Your Life Has Been Delayed by Michelle I. Mason

Read: 11/20-11/21

This caught my eye at the library the other day because when I read the description I said “This is that tv show-Manifest!” That was the show about a plane that took off and when it landed it was years later. The people in the plane had no idea, but everyone in the outside world thought the plane vanished without a trace and everyone was dead. Fascinating premise! Alas, we only lasted like 2 episodes before giving up. This book, on the other hand, totally hooked me and I couldn’t stop reading it until it was done. I’m so curious about the age of the author and whether she intended the things I found most deeply interesting to be so interesting. 
In the story it is 1995 and Jenny is 17 when she boards her flight from NYC to St. Louis. She has a new boyfriend, a best friend, and just had a great time staying with her grandparents and planning to attend college in the city. She’s ready for her first kiss and her senior year. It’s a short flight but when they land there is a bit of a kerfuffle with the air control tower. They land and are ushered into a room where they are told the astonishing news that it is now 2020. 
The rest of the book is really about Jenny adjusting to 2020, trying to cope with the fact that her best friend is now a mom and basically the age her own mom was when she left. Her own parents are now grandparent age. The choice of years and ages are perfect for this story. Now, I wasn’t 17 in 1995-I was 23-but I’d say for understanding this story I’m part of Jenny’s generation. Much like the saying of the frog in boiling water-when you live through 25 years you adjust to things as they happen and it’s not such a big deal.
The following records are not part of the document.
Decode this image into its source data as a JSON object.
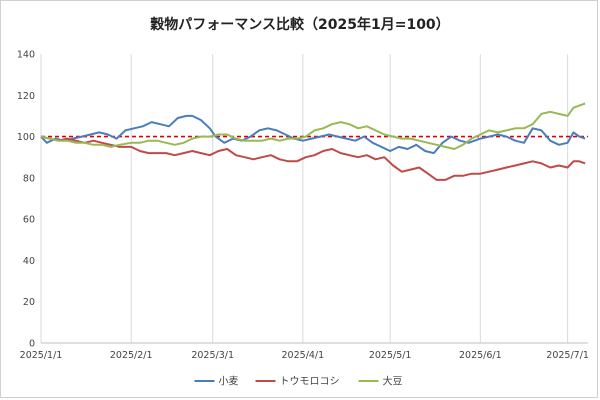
{
  "chart_data": {
    "type": "line",
    "title": "穀物パフォーマンス比較（2025年1月=100）",
    "xlabel": "",
    "ylabel": "",
    "ylim": [
      0,
      140
    ],
    "yticks": [
      0,
      20,
      40,
      60,
      80,
      100,
      120,
      140
    ],
    "xlim": [
      "2025-01-01",
      "2025-07-08"
    ],
    "xticks": [
      "2025-01-01",
      "2025-02-01",
      "2025-03-01",
      "2025-04-01",
      "2025-05-01",
      "2025-06-01",
      "2025-07-01"
    ],
    "xtick_labels": [
      "2025/1/1",
      "2025/2/1",
      "2025/3/1",
      "2025/4/1",
      "2025/5/1",
      "2025/6/1",
      "2025/7/1"
    ],
    "grid": "vertical",
    "legend_position": "bottom",
    "reference_line": {
      "y": 100,
      "color": "#e00000",
      "style": "dashed"
    },
    "series": [
      {
        "name": "小麦",
        "color": "#4a7ebb",
        "points": [
          [
            "2025-01-01",
            100
          ],
          [
            "2025-01-03",
            97
          ],
          [
            "2025-01-06",
            99
          ],
          [
            "2025-01-09",
            98
          ],
          [
            "2025-01-12",
            99
          ],
          [
            "2025-01-15",
            100
          ],
          [
            "2025-01-18",
            101
          ],
          [
            "2025-01-21",
            102
          ],
          [
            "2025-01-24",
            101
          ],
          [
            "2025-01-27",
            99
          ],
          [
            "2025-01-30",
            103
          ],
          [
            "2025-02-02",
            104
          ],
          [
            "2025-02-05",
            105
          ],
          [
            "2025-02-08",
            107
          ],
          [
            "2025-02-11",
            106
          ],
          [
            "2025-02-14",
            105
          ],
          [
            "2025-02-17",
            109
          ],
          [
            "2025-02-20",
            110
          ],
          [
            "2025-02-22",
            110
          ],
          [
            "2025-02-25",
            108
          ],
          [
            "2025-02-28",
            104
          ],
          [
            "2025-03-02",
            100
          ],
          [
            "2025-03-05",
            97
          ],
          [
            "2025-03-08",
            99
          ],
          [
            "2025-03-11",
            98
          ],
          [
            "2025-03-14",
            100
          ],
          [
            "2025-03-17",
            103
          ],
          [
            "2025-03-20",
            104
          ],
          [
            "2025-03-23",
            103
          ],
          [
            "2025-03-26",
            101
          ],
          [
            "2025-03-29",
            99
          ],
          [
            "2025-04-01",
            98
          ],
          [
            "2025-04-04",
            99
          ],
          [
            "2025-04-07",
            100
          ],
          [
            "2025-04-10",
            101
          ],
          [
            "2025-04-13",
            100
          ],
          [
            "2025-04-16",
            99
          ],
          [
            "2025-04-19",
            98
          ],
          [
            "2025-04-22",
            100
          ],
          [
            "2025-04-25",
            97
          ],
          [
            "2025-04-28",
            95
          ],
          [
            "2025-05-01",
            93
          ],
          [
            "2025-05-04",
            95
          ],
          [
            "2025-05-07",
            94
          ],
          [
            "2025-05-10",
            96
          ],
          [
            "2025-05-13",
            93
          ],
          [
            "2025-05-16",
            92
          ],
          [
            "2025-05-19",
            97
          ],
          [
            "2025-05-22",
            100
          ],
          [
            "2025-05-25",
            98
          ],
          [
            "2025-05-28",
            97
          ],
          [
            "2025-06-01",
            99
          ],
          [
            "2025-06-04",
            100
          ],
          [
            "2025-06-07",
            101
          ],
          [
            "2025-06-10",
            100
          ],
          [
            "2025-06-13",
            98
          ],
          [
            "2025-06-16",
            97
          ],
          [
            "2025-06-19",
            104
          ],
          [
            "2025-06-22",
            103
          ],
          [
            "2025-06-25",
            98
          ],
          [
            "2025-06-28",
            96
          ],
          [
            "2025-07-01",
            97
          ],
          [
            "2025-07-03",
            102
          ],
          [
            "2025-07-05",
            100
          ],
          [
            "2025-07-07",
            99
          ]
        ]
      },
      {
        "name": "トウモロコシ",
        "color": "#be4b48",
        "points": [
          [
            "2025-01-01",
            100
          ],
          [
            "2025-01-04",
            99
          ],
          [
            "2025-01-07",
            98
          ],
          [
            "2025-01-10",
            99
          ],
          [
            "2025-01-13",
            98
          ],
          [
            "2025-01-16",
            97
          ],
          [
            "2025-01-19",
            98
          ],
          [
            "2025-01-22",
            97
          ],
          [
            "2025-01-25",
            96
          ],
          [
            "2025-01-28",
            95
          ],
          [
            "2025-02-01",
            95
          ],
          [
            "2025-02-04",
            93
          ],
          [
            "2025-02-07",
            92
          ],
          [
            "2025-02-10",
            92
          ],
          [
            "2025-02-13",
            92
          ],
          [
            "2025-02-16",
            91
          ],
          [
            "2025-02-19",
            92
          ],
          [
            "2025-02-22",
            93
          ],
          [
            "2025-02-25",
            92
          ],
          [
            "2025-02-28",
            91
          ],
          [
            "2025-03-03",
            93
          ],
          [
            "2025-03-06",
            94
          ],
          [
            "2025-03-09",
            91
          ],
          [
            "2025-03-12",
            90
          ],
          [
            "2025-03-15",
            89
          ],
          [
            "2025-03-18",
            90
          ],
          [
            "2025-03-21",
            91
          ],
          [
            "2025-03-24",
            89
          ],
          [
            "2025-03-27",
            88
          ],
          [
            "2025-03-30",
            88
          ],
          [
            "2025-04-02",
            90
          ],
          [
            "2025-04-05",
            91
          ],
          [
            "2025-04-08",
            93
          ],
          [
            "2025-04-11",
            94
          ],
          [
            "2025-04-14",
            92
          ],
          [
            "2025-04-17",
            91
          ],
          [
            "2025-04-20",
            90
          ],
          [
            "2025-04-23",
            91
          ],
          [
            "2025-04-26",
            89
          ],
          [
            "2025-04-29",
            90
          ],
          [
            "2025-05-02",
            86
          ],
          [
            "2025-05-05",
            83
          ],
          [
            "2025-05-08",
            84
          ],
          [
            "2025-05-11",
            85
          ],
          [
            "2025-05-14",
            82
          ],
          [
            "2025-05-17",
            79
          ],
          [
            "2025-05-20",
            79
          ],
          [
            "2025-05-23",
            81
          ],
          [
            "2025-05-26",
            81
          ],
          [
            "2025-05-29",
            82
          ],
          [
            "2025-06-01",
            82
          ],
          [
            "2025-06-04",
            83
          ],
          [
            "2025-06-07",
            84
          ],
          [
            "2025-06-10",
            85
          ],
          [
            "2025-06-13",
            86
          ],
          [
            "2025-06-16",
            87
          ],
          [
            "2025-06-19",
            88
          ],
          [
            "2025-06-22",
            87
          ],
          [
            "2025-06-25",
            85
          ],
          [
            "2025-06-28",
            86
          ],
          [
            "2025-07-01",
            85
          ],
          [
            "2025-07-03",
            88
          ],
          [
            "2025-07-05",
            88
          ],
          [
            "2025-07-07",
            87
          ]
        ]
      },
      {
        "name": "大豆",
        "color": "#98b954",
        "points": [
          [
            "2025-01-01",
            100
          ],
          [
            "2025-01-04",
            99
          ],
          [
            "2025-01-07",
            98
          ],
          [
            "2025-01-10",
            98
          ],
          [
            "2025-01-13",
            97
          ],
          [
            "2025-01-16",
            97
          ],
          [
            "2025-01-19",
            96
          ],
          [
            "2025-01-22",
            96
          ],
          [
            "2025-01-25",
            95
          ],
          [
            "2025-01-28",
            96
          ],
          [
            "2025-02-01",
            97
          ],
          [
            "2025-02-04",
            97
          ],
          [
            "2025-02-07",
            98
          ],
          [
            "2025-02-10",
            98
          ],
          [
            "2025-02-13",
            97
          ],
          [
            "2025-02-16",
            96
          ],
          [
            "2025-02-19",
            97
          ],
          [
            "2025-02-22",
            99
          ],
          [
            "2025-02-25",
            100
          ],
          [
            "2025-02-28",
            100
          ],
          [
            "2025-03-03",
            101
          ],
          [
            "2025-03-06",
            101
          ],
          [
            "2025-03-09",
            99
          ],
          [
            "2025-03-12",
            98
          ],
          [
            "2025-03-15",
            98
          ],
          [
            "2025-03-18",
            98
          ],
          [
            "2025-03-21",
            99
          ],
          [
            "2025-03-24",
            98
          ],
          [
            "2025-03-27",
            99
          ],
          [
            "2025-03-30",
            99
          ],
          [
            "2025-04-02",
            100
          ],
          [
            "2025-04-05",
            103
          ],
          [
            "2025-04-08",
            104
          ],
          [
            "2025-04-11",
            106
          ],
          [
            "2025-04-14",
            107
          ],
          [
            "2025-04-17",
            106
          ],
          [
            "2025-04-20",
            104
          ],
          [
            "2025-04-23",
            105
          ],
          [
            "2025-04-26",
            103
          ],
          [
            "2025-04-29",
            101
          ],
          [
            "2025-05-02",
            100
          ],
          [
            "2025-05-05",
            99
          ],
          [
            "2025-05-08",
            99
          ],
          [
            "2025-05-11",
            98
          ],
          [
            "2025-05-14",
            97
          ],
          [
            "2025-05-17",
            96
          ],
          [
            "2025-05-20",
            95
          ],
          [
            "2025-05-23",
            94
          ],
          [
            "2025-05-26",
            96
          ],
          [
            "2025-05-29",
            99
          ],
          [
            "2025-06-01",
            101
          ],
          [
            "2025-06-04",
            103
          ],
          [
            "2025-06-07",
            102
          ],
          [
            "2025-06-10",
            103
          ],
          [
            "2025-06-13",
            104
          ],
          [
            "2025-06-16",
            104
          ],
          [
            "2025-06-19",
            106
          ],
          [
            "2025-06-22",
            111
          ],
          [
            "2025-06-25",
            112
          ],
          [
            "2025-06-28",
            111
          ],
          [
            "2025-07-01",
            110
          ],
          [
            "2025-07-03",
            114
          ],
          [
            "2025-07-05",
            115
          ],
          [
            "2025-07-07",
            116
          ]
        ]
      }
    ]
  }
}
But when you jump the 25 years and see things that have changed-it’s like jumping into boiling water. It’s hugely different. I really hope lots of teens (including my own) read this book and maybe get some insight into how the world has changed since their parents were teens: school shootings, 9/11, fashion (she is perplexed at people wearing work out clothes in public, at how revealing clothing is), cell phones (the internet existed, but cell phones being used as cameras and having the internet on them is mind blowing to her.) and the two most interesting things: social media and conspriacy theorist rabble rousing idiots having any kind of platform at all.  Jenny voices things that I do think about and wish we could turn the clock back on. I’m sure morons and conspiracy theorists existed in 1995 but without social media they didn’t have a voice. And yes, they have changed the world for the worse. (see in particular: the past six years.)

Now, this is a YA book so there’s a little romance angle and some stuff I was less interested in, but whatever. I really thought this was great and I’m sure coming at this as an adult reader relating to Jenny I found it overall more thoughtful and melancholy and reflective than it actually is or is meant to be, but there you have it.